GoodSync is a cross-platform file backup/synchronization platform that supports all major file synchornization protocols and a number of cloud file storage services.
We often get questions from out customers about the support within GoodSync for file de-duplicataion and compression as ways to optimimize the backup.
In our design process, we have considered a number of optimization options including bandwidth throttling (to avoid network clogging, file transfer through mulitple parallel
channels(for fast networks), block-level synchronization (for large files that only changes by a little bit), "trusting" one of the sides to have the latest data in sync logs
(when all changes to one side is only done remotely through a syncronization/backup procedure) to avoid lengthy analysis.
Among the potential optimization options we have also considered de-duplication and compression.
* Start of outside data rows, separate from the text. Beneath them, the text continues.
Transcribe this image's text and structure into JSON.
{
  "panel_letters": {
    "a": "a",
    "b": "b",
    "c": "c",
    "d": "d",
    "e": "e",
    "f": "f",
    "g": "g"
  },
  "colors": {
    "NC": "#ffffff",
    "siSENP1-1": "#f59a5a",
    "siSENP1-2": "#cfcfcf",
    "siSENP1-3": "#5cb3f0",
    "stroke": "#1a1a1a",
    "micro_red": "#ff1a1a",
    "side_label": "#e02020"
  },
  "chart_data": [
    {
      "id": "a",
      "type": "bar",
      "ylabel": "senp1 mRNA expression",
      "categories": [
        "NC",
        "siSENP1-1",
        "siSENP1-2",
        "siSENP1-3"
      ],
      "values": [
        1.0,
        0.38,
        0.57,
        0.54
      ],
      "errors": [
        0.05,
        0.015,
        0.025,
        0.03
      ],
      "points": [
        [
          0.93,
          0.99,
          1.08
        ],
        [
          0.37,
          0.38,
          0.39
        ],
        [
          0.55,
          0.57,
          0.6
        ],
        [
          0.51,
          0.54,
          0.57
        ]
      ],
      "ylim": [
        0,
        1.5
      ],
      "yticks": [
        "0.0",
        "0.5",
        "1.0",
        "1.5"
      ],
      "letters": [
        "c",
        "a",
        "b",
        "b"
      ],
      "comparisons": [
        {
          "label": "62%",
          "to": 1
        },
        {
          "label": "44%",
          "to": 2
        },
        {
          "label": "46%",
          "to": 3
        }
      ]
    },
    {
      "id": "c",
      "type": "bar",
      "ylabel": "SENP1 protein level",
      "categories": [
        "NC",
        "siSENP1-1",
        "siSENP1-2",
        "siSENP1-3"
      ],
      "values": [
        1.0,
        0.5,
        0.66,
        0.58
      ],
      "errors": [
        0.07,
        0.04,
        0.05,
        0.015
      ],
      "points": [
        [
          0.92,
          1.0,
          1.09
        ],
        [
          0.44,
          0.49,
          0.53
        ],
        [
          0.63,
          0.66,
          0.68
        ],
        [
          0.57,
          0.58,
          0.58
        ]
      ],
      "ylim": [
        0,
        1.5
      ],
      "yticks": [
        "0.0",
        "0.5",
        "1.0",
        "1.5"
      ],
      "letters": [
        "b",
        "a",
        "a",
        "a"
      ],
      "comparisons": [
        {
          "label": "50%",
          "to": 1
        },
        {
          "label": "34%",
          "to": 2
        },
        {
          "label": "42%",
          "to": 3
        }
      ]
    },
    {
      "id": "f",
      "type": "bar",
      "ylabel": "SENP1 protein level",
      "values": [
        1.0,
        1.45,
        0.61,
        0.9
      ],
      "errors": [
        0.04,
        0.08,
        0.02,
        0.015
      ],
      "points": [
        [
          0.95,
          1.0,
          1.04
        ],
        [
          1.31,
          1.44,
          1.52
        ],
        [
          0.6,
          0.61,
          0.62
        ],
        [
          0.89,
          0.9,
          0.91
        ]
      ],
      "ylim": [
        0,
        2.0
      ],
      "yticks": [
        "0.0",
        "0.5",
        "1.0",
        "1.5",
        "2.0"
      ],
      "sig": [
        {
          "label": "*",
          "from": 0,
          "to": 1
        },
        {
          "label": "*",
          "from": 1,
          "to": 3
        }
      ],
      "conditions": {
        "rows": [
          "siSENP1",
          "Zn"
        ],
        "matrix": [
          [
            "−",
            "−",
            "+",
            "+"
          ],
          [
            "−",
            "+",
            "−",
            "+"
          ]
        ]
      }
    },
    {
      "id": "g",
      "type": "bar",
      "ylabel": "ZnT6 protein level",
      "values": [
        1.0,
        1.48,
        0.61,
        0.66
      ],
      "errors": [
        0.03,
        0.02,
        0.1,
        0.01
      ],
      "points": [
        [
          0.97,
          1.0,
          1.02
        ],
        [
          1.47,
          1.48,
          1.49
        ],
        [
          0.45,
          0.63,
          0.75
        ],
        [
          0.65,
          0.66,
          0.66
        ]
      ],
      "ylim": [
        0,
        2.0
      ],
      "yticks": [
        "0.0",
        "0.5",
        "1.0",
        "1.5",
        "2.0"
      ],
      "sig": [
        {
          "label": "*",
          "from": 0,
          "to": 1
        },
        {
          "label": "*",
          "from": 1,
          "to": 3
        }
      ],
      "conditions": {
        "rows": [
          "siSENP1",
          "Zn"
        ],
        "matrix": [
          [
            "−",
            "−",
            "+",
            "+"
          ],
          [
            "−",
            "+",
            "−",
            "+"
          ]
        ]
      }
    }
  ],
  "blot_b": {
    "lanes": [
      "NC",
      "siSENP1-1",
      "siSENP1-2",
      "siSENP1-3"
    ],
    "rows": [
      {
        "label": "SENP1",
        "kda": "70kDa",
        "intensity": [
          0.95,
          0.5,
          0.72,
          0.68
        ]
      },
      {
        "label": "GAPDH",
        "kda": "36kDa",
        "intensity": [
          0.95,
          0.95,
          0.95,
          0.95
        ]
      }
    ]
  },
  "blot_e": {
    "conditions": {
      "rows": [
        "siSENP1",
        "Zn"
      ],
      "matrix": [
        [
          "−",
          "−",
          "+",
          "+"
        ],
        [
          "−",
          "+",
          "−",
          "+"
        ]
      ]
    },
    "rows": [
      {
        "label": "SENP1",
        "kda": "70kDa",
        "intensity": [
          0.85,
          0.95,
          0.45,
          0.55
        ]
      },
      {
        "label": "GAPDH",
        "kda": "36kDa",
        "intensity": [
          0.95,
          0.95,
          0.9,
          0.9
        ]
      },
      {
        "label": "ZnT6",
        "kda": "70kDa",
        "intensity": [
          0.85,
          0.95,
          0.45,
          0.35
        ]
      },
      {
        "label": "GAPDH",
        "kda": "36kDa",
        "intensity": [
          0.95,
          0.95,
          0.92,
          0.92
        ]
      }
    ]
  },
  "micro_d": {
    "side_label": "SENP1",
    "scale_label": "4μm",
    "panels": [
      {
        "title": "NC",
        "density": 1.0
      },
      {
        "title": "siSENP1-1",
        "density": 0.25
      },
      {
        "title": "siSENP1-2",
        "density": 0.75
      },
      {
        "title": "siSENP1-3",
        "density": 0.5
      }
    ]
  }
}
We would like to share with you some results of our internal investigations converting these two processes.
De-duplication is a process of removing identical copies of files, leaving only one "master copy" of each file.
Depending on the nature of business and actual local policies and procedures, we have heard of cross-company de-deduplication process to reduce the size of all stored files by the factor of 5 (80%).
Most of our clients with desktop backup files (excluding email message storage) achieve de-duplication across the entire company in single to low percent's. De-duplication normally happends on the server side which requires installation of a backup server.
The main benefit of de-deuplication is to save on file server space.
De-duplication has various draw backs:
- It's impossible to perform de-duplication on a cloud file storage because a file server needs to be installed.
- When it's possible, the server requires a complex overhead to keep track of removed copies.
- Once a file is corrupted, it is impossible to recover it from its copies. The more copies we removed, the more people will get affected by the corruption.
- The complexity of managing de-duplicated files creates a huge overhead. On the other hand, as it turns out de-duplication can be easily and effectively replaced by a single configuration step: if a large number of people are using the same files, create a common folder and perform syncronization of all files in that folder between a central location and individial computers. GoodSync allows for that functionality.
First, all modern files are compressed: Office, Images, Movies, PDFS,etc.
Second, compression takes a lot of computing resources. So there is a necessary trade-off between negatively impacting computing capabilites on the work place of an employee in order to save on network traffic and file server space.
Overall, considering the nature of modern files formats most utilized by computer users and the restraints of desktop computational power, compression is counter-productive for desktop back optimization.
Overall, based on our research, both de-duplication and compression raise more problems than solutions when applied to the backup of user files.